Plan pokojowy i kuszenie kontraktami

Spekulacje dotyczące planu pokojowego podsyciła publikacja Bloomberga. Agencja dotarła do stengramów rozmów Witkoffa z Dmitriewem. Agencja zdobyła też zapis rozmowy Dmitriewa z doradcą przywódcy Rosji Jurijem Uszakowem. Publikacja ukazała kulisty powstania planu i faktyczną rolę Kremla przy jego powstaniu.

Oliwy do ognia dolał też dziennik "The Wall Street Journal". Gazeta ujawniła, że za rozmowami pokojowymi negocjatorów Trumpa z Rosją kryją się nadzieje na otwarcie rosyjskiej gospodarki dla amerykańskich inwestorów. Według dziennika, kuszenie intratnymi interesami jest świadomą strategią Kremla.

Zdaniem krytyków, plan nie tylko oddawał Rosji przewagę geopolityczną, ale mógł otworzyć drogę do stworzenia systemu powiązań gospodarczych, z których część osób związanych z amerykańską administracją mogłaby czerpać korzyści.

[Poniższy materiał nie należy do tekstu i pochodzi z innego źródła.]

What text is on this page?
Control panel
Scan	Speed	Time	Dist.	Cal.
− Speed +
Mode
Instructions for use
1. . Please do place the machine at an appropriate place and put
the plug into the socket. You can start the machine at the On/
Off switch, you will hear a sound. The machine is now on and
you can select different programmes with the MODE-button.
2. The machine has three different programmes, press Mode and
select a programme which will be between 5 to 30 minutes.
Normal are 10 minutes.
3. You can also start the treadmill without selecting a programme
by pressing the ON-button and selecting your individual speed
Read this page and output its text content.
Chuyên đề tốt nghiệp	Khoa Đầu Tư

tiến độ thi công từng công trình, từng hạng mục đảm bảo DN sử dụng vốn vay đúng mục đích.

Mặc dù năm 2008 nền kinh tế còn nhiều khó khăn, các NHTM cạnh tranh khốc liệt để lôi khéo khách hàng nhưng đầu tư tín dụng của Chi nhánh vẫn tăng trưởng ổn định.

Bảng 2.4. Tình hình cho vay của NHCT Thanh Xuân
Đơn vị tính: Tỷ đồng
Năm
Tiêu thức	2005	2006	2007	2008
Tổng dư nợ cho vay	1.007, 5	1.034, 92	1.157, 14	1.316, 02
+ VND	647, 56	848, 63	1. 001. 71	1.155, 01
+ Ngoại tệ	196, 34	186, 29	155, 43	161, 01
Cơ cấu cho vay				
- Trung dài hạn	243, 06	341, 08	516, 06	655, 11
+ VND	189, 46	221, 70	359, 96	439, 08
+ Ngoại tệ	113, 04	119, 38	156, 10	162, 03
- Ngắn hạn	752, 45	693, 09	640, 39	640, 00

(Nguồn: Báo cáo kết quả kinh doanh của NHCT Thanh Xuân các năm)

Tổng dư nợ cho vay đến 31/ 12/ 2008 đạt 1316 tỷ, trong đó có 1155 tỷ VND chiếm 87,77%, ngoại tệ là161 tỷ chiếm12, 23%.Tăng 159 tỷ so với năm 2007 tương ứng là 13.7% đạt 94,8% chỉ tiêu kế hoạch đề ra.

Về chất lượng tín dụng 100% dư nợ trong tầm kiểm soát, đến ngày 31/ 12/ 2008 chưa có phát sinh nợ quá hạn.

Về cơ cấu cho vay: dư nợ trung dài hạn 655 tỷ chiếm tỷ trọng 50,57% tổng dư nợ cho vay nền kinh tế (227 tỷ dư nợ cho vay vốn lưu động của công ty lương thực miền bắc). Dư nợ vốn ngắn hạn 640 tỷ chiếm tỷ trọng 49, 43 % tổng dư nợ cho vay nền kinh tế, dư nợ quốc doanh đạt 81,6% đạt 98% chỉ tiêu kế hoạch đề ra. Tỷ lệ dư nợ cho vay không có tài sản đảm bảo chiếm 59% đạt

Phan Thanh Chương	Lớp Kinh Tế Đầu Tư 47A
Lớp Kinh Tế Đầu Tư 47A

Według naszego rozmówcy, choć prezydent USA wezwał do szybkiego porozumienia ze strony Ukrainy, nie ma jasności, czy znał wszystkie 28 punktów planu. Nie wiadomo też, czy rozumiał, że dokument nie miał praktycznie żadnych szans na akceptację w Kijowie. Dopiero podczas negocjacji 23 listopada - już z udziałem sekretarza stanu USA Marco Rubio - z dokumentu usunięto najbardziej kontrowersyjne zapisy.

Zdaniem Pifera, Trump "od dawna pragnie poprawy stosunków z Rosją i to pomimo tego, że Kreml nie wykonał żadnego kroku w stronę kompromisu w wojnie z Ukrainą i nie zaoferował Stanom Zjednoczonym niczego szczególnie interesującego".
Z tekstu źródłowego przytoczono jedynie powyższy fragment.